Comparison methodologies
We chose to compare the performance of SGS-VC to other methods. We consider two models: one including cryptic relatedness (SGS-VC-Joint+Between), and an identical model with between-pedigree IBD states fixed at 0 (SGS-VC-Joint). To compare with conventional linkage, analysis on the simulated dataset was performed using the variance-components model implemented in MERLIN (Abecasis et al. 2002). MERLIN assumes the set of marker genotypes is in linkage equilibrium. Therefore a subset of 133 SNPs were used for analysis.

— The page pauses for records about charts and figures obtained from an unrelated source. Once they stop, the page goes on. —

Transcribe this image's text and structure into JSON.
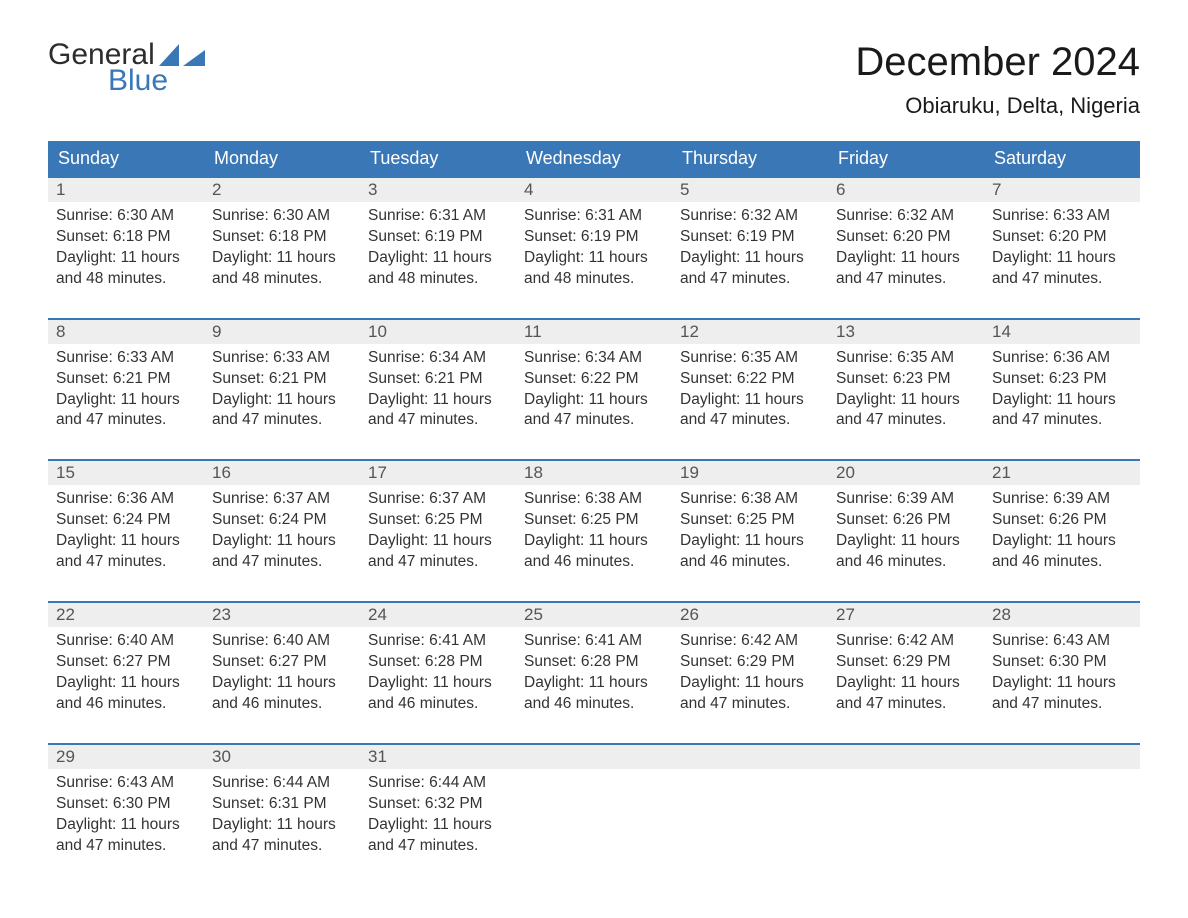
{
  "logo": {
    "word1": "General",
    "word2": "Blue",
    "accent_color": "#3a77b7"
  },
  "title": "December 2024",
  "location": "Obiaruku, Delta, Nigeria",
  "colors": {
    "header_bg": "#3a77b7",
    "header_text": "#ffffff",
    "daynum_bg": "#eeeeee",
    "daynum_text": "#555555",
    "body_text": "#333333",
    "week_border": "#3a77b7",
    "page_bg": "#ffffff"
  },
  "weekdays": [
    "Sunday",
    "Monday",
    "Tuesday",
    "Wednesday",
    "Thursday",
    "Friday",
    "Saturday"
  ],
  "weeks": [
    [
      {
        "n": "1",
        "sr": "Sunrise: 6:30 AM",
        "ss": "Sunset: 6:18 PM",
        "d1": "Daylight: 11 hours",
        "d2": "and 48 minutes."
      },
      {
        "n": "2",
        "sr": "Sunrise: 6:30 AM",
        "ss": "Sunset: 6:18 PM",
        "d1": "Daylight: 11 hours",
        "d2": "and 48 minutes."
      },
      {
        "n": "3",
        "sr": "Sunrise: 6:31 AM",
        "ss": "Sunset: 6:19 PM",
        "d1": "Daylight: 11 hours",
        "d2": "and 48 minutes."
      },
      {
        "n": "4",
        "sr": "Sunrise: 6:31 AM",
        "ss": "Sunset: 6:19 PM",
        "d1": "Daylight: 11 hours",
        "d2": "and 48 minutes."
      },
      {
        "n": "5",
        "sr": "Sunrise: 6:32 AM",
        "ss": "Sunset: 6:19 PM",
        "d1": "Daylight: 11 hours",
        "d2": "and 47 minutes."
      },
      {
        "n": "6",
        "sr": "Sunrise: 6:32 AM",
        "ss": "Sunset: 6:20 PM",
        "d1": "Daylight: 11 hours",
        "d2": "and 47 minutes."
      },
      {
        "n": "7",
        "sr": "Sunrise: 6:33 AM",
        "ss": "Sunset: 6:20 PM",
        "d1": "Daylight: 11 hours",
        "d2": "and 47 minutes."
      }
    ],
    [
      {
        "n": "8",
        "sr": "Sunrise: 6:33 AM",
        "ss": "Sunset: 6:21 PM",
        "d1": "Daylight: 11 hours",
        "d2": "and 47 minutes."
      },
      {
        "n": "9",
        "sr": "Sunrise: 6:33 AM",
        "ss": "Sunset: 6:21 PM",
        "d1": "Daylight: 11 hours",
        "d2": "and 47 minutes."
      },
      {
        "n": "10",
        "sr": "Sunrise: 6:34 AM",
        "ss": "Sunset: 6:21 PM",
        "d1": "Daylight: 11 hours",
        "d2": "and 47 minutes."
      },
      {
        "n": "11",
        "sr": "Sunrise: 6:34 AM",
        "ss": "Sunset: 6:22 PM",
        "d1": "Daylight: 11 hours",
        "d2": "and 47 minutes."
      },
      {
        "n": "12",
        "sr": "Sunrise: 6:35 AM",
        "ss": "Sunset: 6:22 PM",
        "d1": "Daylight: 11 hours",
        "d2": "and 47 minutes."
      },
      {
        "n": "13",
        "sr": "Sunrise: 6:35 AM",
        "ss": "Sunset: 6:23 PM",
        "d1": "Daylight: 11 hours",
        "d2": "and 47 minutes."
      },
      {
        "n": "14",
        "sr": "Sunrise: 6:36 AM",
        "ss": "Sunset: 6:23 PM",
        "d1": "Daylight: 11 hours",
        "d2": "and 47 minutes."
      }
    ],
    [
      {
        "n": "15",
        "sr": "Sunrise: 6:36 AM",
        "ss": "Sunset: 6:24 PM",
        "d1": "Daylight: 11 hours",
        "d2": "and 47 minutes."
      },
      {
        "n": "16",
        "sr": "Sunrise: 6:37 AM",
        "ss": "Sunset: 6:24 PM",
        "d1": "Daylight: 11 hours",
        "d2": "and 47 minutes."
      },
      {
        "n": "17",
        "sr": "Sunrise: 6:37 AM",
        "ss": "Sunset: 6:25 PM",
        "d1": "Daylight: 11 hours",
        "d2": "and 47 minutes."
      },
      {
        "n": "18",
        "sr": "Sunrise: 6:38 AM",
        "ss": "Sunset: 6:25 PM",
        "d1": "Daylight: 11 hours",
        "d2": "and 46 minutes."
      },
      {
        "n": "19",
        "sr": "Sunrise: 6:38 AM",
        "ss": "Sunset: 6:25 PM",
        "d1": "Daylight: 11 hours",
        "d2": "and 46 minutes."
      },
      {
        "n": "20",
        "sr": "Sunrise: 6:39 AM",
        "ss": "Sunset: 6:26 PM",
        "d1": "Daylight: 11 hours",
        "d2": "and 46 minutes."
      },
      {
        "n": "21",
        "sr": "Sunrise: 6:39 AM",
        "ss": "Sunset: 6:26 PM",
        "d1": "Daylight: 11 hours",
        "d2": "and 46 minutes."
      }
    ],
    [
      {
        "n": "22",
        "sr": "Sunrise: 6:40 AM",
        "ss": "Sunset: 6:27 PM",
        "d1": "Daylight: 11 hours",
        "d2": "and 46 minutes."
      },
      {
        "n": "23",
        "sr": "Sunrise: 6:40 AM",
        "ss": "Sunset: 6:27 PM",
        "d1": "Daylight: 11 hours",
        "d2": "and 46 minutes."
      },
      {
        "n": "24",
        "sr": "Sunrise: 6:41 AM",
        "ss": "Sunset: 6:28 PM",
        "d1": "Daylight: 11 hours",
        "d2": "and 46 minutes."
      },
      {
        "n": "25",
        "sr": "Sunrise: 6:41 AM",
        "ss": "Sunset: 6:28 PM",
        "d1": "Daylight: 11 hours",
        "d2": "and 46 minutes."
      },
      {
        "n": "26",
        "sr": "Sunrise: 6:42 AM",
        "ss": "Sunset: 6:29 PM",
        "d1": "Daylight: 11 hours",
        "d2": "and 47 minutes."
      },
      {
        "n": "27",
        "sr": "Sunrise: 6:42 AM",
        "ss": "Sunset: 6:29 PM",
        "d1": "Daylight: 11 hours",
        "d2": "and 47 minutes."
      },
      {
        "n": "28",
        "sr": "Sunrise: 6:43 AM",
        "ss": "Sunset: 6:30 PM",
        "d1": "Daylight: 11 hours",
        "d2": "and 47 minutes."
      }
    ],
    [
      {
        "n": "29",
        "sr": "Sunrise: 6:43 AM",
        "ss": "Sunset: 6:30 PM",
        "d1": "Daylight: 11 hours",
        "d2": "and 47 minutes."
      },
      {
        "n": "30",
        "sr": "Sunrise: 6:44 AM",
        "ss": "Sunset: 6:31 PM",
        "d1": "Daylight: 11 hours",
        "d2": "and 47 minutes."
      },
      {
        "n": "31",
        "sr": "Sunrise: 6:44 AM",
        "ss": "Sunset: 6:32 PM",
        "d1": "Daylight: 11 hours",
        "d2": "and 47 minutes."
      },
      null,
      null,
      null,
      null
    ]
  ]
}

The performance of association methods was determined by a variance-components association model, using the pedigree relationship matrix as a random effect and each SNP as a fixed effect. Since fitting the variance-components model is time-intensive, association was only evaluated at the causal variant. To account for the multiple testing burden of a genome-wide association strategy, the significance threshold was set at 10−8.
Simulation Results
In all simulations, type I error was well controlled for each method. Even in the presence of between pedigree IBD, there was no increase in false positive rate when no causal variant was present.

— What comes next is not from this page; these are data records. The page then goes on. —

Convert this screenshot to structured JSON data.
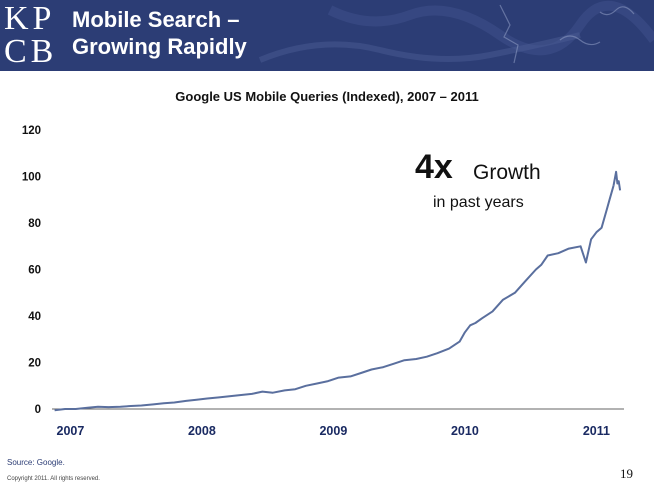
{
  "header": {
    "logo_line1": "KP",
    "logo_line2": "CB",
    "title_line1": "Mobile Search –",
    "title_line2": "Growing Rapidly",
    "background": "#2c3d75"
  },
  "annotation": {
    "big": "4x",
    "mid": "Growth",
    "small": "in past years"
  },
  "footer": {
    "source": "Source: Google.",
    "copyright": "Copyright 2011. All rights reserved.",
    "page_number": "19"
  },
  "chart_data": {
    "type": "line",
    "title": "Google US Mobile Queries (Indexed), 2007 – 2011",
    "xlabel": "",
    "ylabel": "",
    "x_tick_labels": [
      "2007",
      "2008",
      "2009",
      "2010",
      "2011"
    ],
    "y_ticks": [
      0,
      20,
      40,
      60,
      80,
      100,
      120
    ],
    "ylim": [
      0,
      120
    ],
    "xlim": [
      2006.9,
      2011.25
    ],
    "grid": false,
    "line_color": "#5a6f9e",
    "series": [
      {
        "x": [
          2006.92,
          2007.0,
          2007.08,
          2007.17,
          2007.25,
          2007.33,
          2007.42,
          2007.5,
          2007.58,
          2007.67,
          2007.75,
          2007.83,
          2007.92,
          2008.0,
          2008.08,
          2008.17,
          2008.25,
          2008.33,
          2008.42,
          2008.5,
          2008.58,
          2008.67,
          2008.75,
          2008.83,
          2008.92,
          2009.0,
          2009.08,
          2009.17,
          2009.25,
          2009.33,
          2009.42,
          2009.5,
          2009.58,
          2009.67,
          2009.75,
          2009.83,
          2009.92,
          2010.0,
          2010.04,
          2010.08,
          2010.12,
          2010.17,
          2010.25,
          2010.33,
          2010.42,
          2010.5,
          2010.58,
          2010.62,
          2010.67,
          2010.75,
          2010.83,
          2010.92,
          2010.96,
          2011.0,
          2011.04,
          2011.08,
          2011.12,
          2011.14,
          2011.17
        ],
        "values": [
          -0.5,
          0,
          0,
          0.5,
          1,
          0.8,
          1,
          1.3,
          1.5,
          2,
          2.5,
          2.8,
          3.5,
          4,
          4.5,
          5,
          5.5,
          6,
          6.5,
          7.5,
          7,
          8,
          8.5,
          10,
          11,
          12,
          13.5,
          14,
          15.5,
          17,
          18,
          19.5,
          21,
          21.5,
          22.5,
          24,
          26,
          29,
          33,
          36,
          37,
          39,
          42,
          47,
          50,
          55,
          60,
          62,
          66,
          67,
          69,
          70,
          63,
          73,
          76,
          78,
          86,
          90,
          96
        ]
      },
      {
        "x": [
          2011.17,
          2011.19,
          2011.2,
          2011.21,
          2011.22
        ],
        "values": [
          96,
          102,
          97,
          98,
          94
        ]
      }
    ]
  }
}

Power to determine evidence of linkage at LOD score thresholds of 2 and 3 are given in tables 1 and 2, respectively. In the presence of a high-effect variant SGS-VC had substantially more power across a range of effect sizes to detect linkage than MERLIN or an SGS-VC-Joint. MERLIN showed low power for every effect size. As effect sizes increased, SGS-VC-Joint showed increased power compared to MERLIN. For a LOD threshold of 3, SGS-VC-Joint+Between was the only model that showed good power for effect sizes less than 2. Mixed model association showed good power to detect the variant at high effect sizes, but was lower than the SGS-VC-Joint+Between.
Discussion
In general, the use of IBD states determined by SGS outperformed MERLIN. In the presence of between pedigree IBD, SGS-VC-Joint+Between showed much higher power to detect linkage than other methods, indicating that modelling between-pedigree covariance can be an important factor in identifying causative alleles.
Even without incorporating between-pedigree IBD, SGS-VC-Joint remains a powerful method of linkage. Consideration of the dataset as a whole shows higher evidence of linkage, even when only a fraction of pedigrees in the dataset have the causative allele. When between-pedigree IBD is ignored, computation can be completed rapidly, as the number of pairs to evaluate is much smaller. If covariance due between-pedigree IBD is incorporated but not present, SGS-VC-Joint+Between reduces to the SGS-VC-Joint model.

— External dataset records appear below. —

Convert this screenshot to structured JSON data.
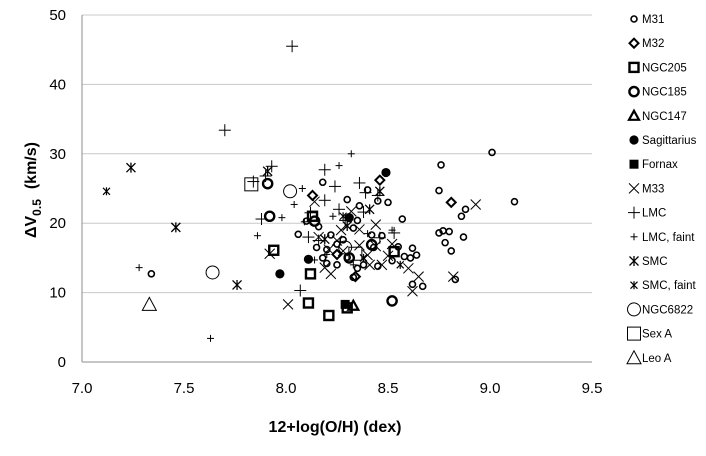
{
  "chart_data": {
    "type": "scatter",
    "xlabel": "12+log(O/H)   (dex)",
    "ylabel_main": "ΔV",
    "ylabel_sub": "0.5",
    "ylabel_unit": "(km/s)",
    "xlim": [
      7.0,
      9.5
    ],
    "ylim": [
      0,
      50
    ],
    "xticks": [
      "7.0",
      "7.5",
      "8.0",
      "8.5",
      "9.0",
      "9.5"
    ],
    "yticks": [
      "0",
      "10",
      "20",
      "30",
      "40",
      "50"
    ],
    "grid": "horizontal",
    "legend_position": "right",
    "series": [
      {
        "name": "M31",
        "marker": "circle-small-open",
        "points": [
          [
            7.34,
            12.7
          ],
          [
            8.76,
            28.4
          ],
          [
            9.01,
            30.2
          ],
          [
            9.12,
            23.1
          ],
          [
            8.88,
            22.0
          ],
          [
            8.86,
            21.0
          ],
          [
            8.8,
            18.8
          ],
          [
            8.75,
            18.6
          ],
          [
            8.77,
            18.9
          ],
          [
            8.78,
            17.2
          ],
          [
            8.81,
            16.0
          ],
          [
            8.87,
            18.0
          ],
          [
            8.83,
            11.9
          ],
          [
            8.75,
            24.7
          ],
          [
            8.57,
            20.6
          ],
          [
            8.55,
            16.6
          ],
          [
            8.62,
            16.4
          ],
          [
            8.58,
            15.2
          ],
          [
            8.61,
            15.0
          ],
          [
            8.64,
            15.4
          ],
          [
            8.62,
            11.2
          ],
          [
            8.67,
            10.9
          ],
          [
            8.5,
            23.0
          ],
          [
            8.45,
            23.2
          ],
          [
            8.4,
            24.8
          ],
          [
            8.36,
            22.5
          ],
          [
            8.3,
            23.4
          ],
          [
            8.47,
            18.2
          ],
          [
            8.42,
            18.3
          ],
          [
            8.35,
            20.4
          ],
          [
            8.33,
            19.3
          ],
          [
            8.28,
            17.6
          ],
          [
            8.25,
            17.0
          ],
          [
            8.22,
            18.3
          ],
          [
            8.2,
            16.2
          ],
          [
            8.18,
            15.0
          ],
          [
            8.25,
            14.0
          ],
          [
            8.3,
            15.1
          ],
          [
            8.35,
            13.5
          ],
          [
            8.38,
            14.0
          ],
          [
            8.45,
            13.8
          ],
          [
            8.52,
            14.6
          ],
          [
            8.18,
            25.9
          ],
          [
            8.1,
            20.3
          ],
          [
            8.16,
            19.5
          ],
          [
            8.06,
            18.4
          ],
          [
            8.15,
            16.5
          ],
          [
            8.2,
            14.2
          ],
          [
            8.33,
            12.2
          ],
          [
            8.43,
            16.5
          ]
        ]
      },
      {
        "name": "M32",
        "marker": "diamond-open",
        "points": [
          [
            8.46,
            26.2
          ],
          [
            8.81,
            23.0
          ],
          [
            8.13,
            24.0
          ],
          [
            8.34,
            12.3
          ],
          [
            8.25,
            15.5
          ]
        ]
      },
      {
        "name": "NGC205",
        "marker": "square-open",
        "points": [
          [
            8.13,
            21.0
          ],
          [
            7.94,
            16.1
          ],
          [
            8.12,
            12.7
          ],
          [
            8.11,
            8.5
          ],
          [
            8.21,
            6.7
          ],
          [
            8.3,
            7.8
          ],
          [
            8.53,
            15.9
          ]
        ]
      },
      {
        "name": "NGC185",
        "marker": "circle-open",
        "points": [
          [
            7.92,
            21.0
          ],
          [
            7.91,
            25.7
          ],
          [
            8.14,
            20.3
          ],
          [
            8.31,
            15.0
          ],
          [
            8.42,
            16.9
          ],
          [
            8.52,
            8.8
          ]
        ]
      },
      {
        "name": "NGC147",
        "marker": "triangle-open",
        "points": [
          [
            8.33,
            8.1
          ]
        ]
      },
      {
        "name": "Sagittarius",
        "marker": "circle-filled",
        "points": [
          [
            8.49,
            27.3
          ],
          [
            8.31,
            20.8
          ],
          [
            7.97,
            12.7
          ],
          [
            8.11,
            14.8
          ]
        ]
      },
      {
        "name": "Fornax",
        "marker": "square-filled",
        "points": [
          [
            8.29,
            8.3
          ]
        ]
      },
      {
        "name": "M33",
        "marker": "x",
        "points": [
          [
            8.93,
            22.7
          ],
          [
            8.82,
            12.3
          ],
          [
            8.62,
            10.2
          ],
          [
            8.65,
            12.3
          ],
          [
            8.47,
            14.0
          ],
          [
            8.4,
            15.4
          ],
          [
            8.44,
            19.8
          ],
          [
            8.36,
            19.1
          ],
          [
            8.32,
            21.7
          ],
          [
            8.27,
            19.0
          ],
          [
            8.25,
            17.5
          ],
          [
            8.21,
            16.2
          ],
          [
            8.22,
            12.7
          ],
          [
            8.19,
            13.6
          ],
          [
            8.16,
            18.0
          ],
          [
            8.14,
            23.1
          ],
          [
            8.36,
            16.8
          ],
          [
            8.41,
            14.0
          ],
          [
            8.44,
            16.7
          ],
          [
            8.5,
            15.3
          ],
          [
            8.52,
            17.0
          ],
          [
            8.6,
            13.5
          ],
          [
            8.01,
            8.3
          ],
          [
            7.92,
            15.6
          ],
          [
            8.28,
            16.0
          ]
        ]
      },
      {
        "name": "LMC",
        "marker": "plus",
        "points": [
          [
            8.03,
            45.5
          ],
          [
            7.7,
            33.4
          ],
          [
            7.84,
            26.0
          ],
          [
            7.88,
            20.6
          ],
          [
            7.9,
            26.8
          ],
          [
            7.93,
            28.2
          ],
          [
            8.19,
            27.7
          ],
          [
            8.24,
            25.3
          ],
          [
            8.36,
            25.8
          ],
          [
            8.39,
            24.4
          ],
          [
            8.45,
            24.0
          ],
          [
            8.12,
            21.5
          ],
          [
            8.16,
            17.5
          ],
          [
            8.07,
            10.3
          ],
          [
            8.26,
            22.0
          ],
          [
            8.29,
            20.4
          ],
          [
            8.38,
            21.6
          ],
          [
            8.46,
            17.9
          ],
          [
            8.53,
            18.6
          ],
          [
            8.11,
            18.0
          ],
          [
            8.19,
            23.3
          ]
        ]
      },
      {
        "name": "LMC, faint",
        "marker": "plus-small",
        "points": [
          [
            7.63,
            3.4
          ],
          [
            7.28,
            13.6
          ],
          [
            7.86,
            18.2
          ],
          [
            7.98,
            20.8
          ],
          [
            8.04,
            22.7
          ],
          [
            8.32,
            30.0
          ],
          [
            8.26,
            28.3
          ],
          [
            8.08,
            25.0
          ],
          [
            8.2,
            15.5
          ],
          [
            8.14,
            14.7
          ],
          [
            8.33,
            14.0
          ],
          [
            8.09,
            20.2
          ],
          [
            8.23,
            21.0
          ],
          [
            8.4,
            18.5
          ],
          [
            8.52,
            19.0
          ]
        ]
      },
      {
        "name": "SMC",
        "marker": "asterisk",
        "points": [
          [
            7.24,
            28.0
          ],
          [
            7.46,
            19.4
          ],
          [
            7.76,
            11.1
          ],
          [
            7.91,
            27.5
          ],
          [
            8.41,
            22.0
          ],
          [
            8.46,
            24.6
          ],
          [
            8.3,
            19.6
          ],
          [
            8.19,
            17.7
          ]
        ]
      },
      {
        "name": "SMC, faint",
        "marker": "asterisk-small",
        "points": [
          [
            7.12,
            24.6
          ],
          [
            8.28,
            21.0
          ],
          [
            8.38,
            15.0
          ],
          [
            8.56,
            14.0
          ]
        ]
      },
      {
        "name": "NGC6822",
        "marker": "circle-large-open",
        "points": [
          [
            7.64,
            12.9
          ],
          [
            8.02,
            24.6
          ],
          [
            8.29,
            16.5
          ]
        ]
      },
      {
        "name": "Sex A",
        "marker": "square-large-open",
        "points": [
          [
            7.83,
            25.6
          ],
          [
            8.34,
            15.6
          ]
        ]
      },
      {
        "name": "Leo A",
        "marker": "triangle-large-open",
        "points": [
          [
            7.33,
            8.3
          ]
        ]
      }
    ]
  }
}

In simulated data, mixed-model association had similar power to SGS linkage. However, this requires testing of the causal variant directly. Fitting the variance-component model requires inverting large matrices, a computationally intensive process that makes it an infeasible to test rare variants at genome-wide scale. Instead, association should be a complementary part of an analysis. As a linkage method, SGS-VC performs well even when performed at a limited number of sites in the genome. Once a linkage signal is detected, association methods can be performed to further narrow the linkage region and identify individual variants.
This method shares some similarity to a method proposed by Day-Williams et al. (2011), but there are important differences. This method uses a linear model, which can easily be extended into more complicated models. We use pedigree structures as given, instead of re-estimating them, avoiding a potential loss of power. Finally, we deterministically generate IBD states, without of estimating using allele frequencies, avoiding another avenue of model misspecification.
Between-pedigree relatedness can be a useful source of information when trying to identify causative loci. As the number of pedigrees in a dataset increases, so does the likelihood of cryptic relatedness. SGS-VC presents a powerful way of exploiting that cryptic relatedness.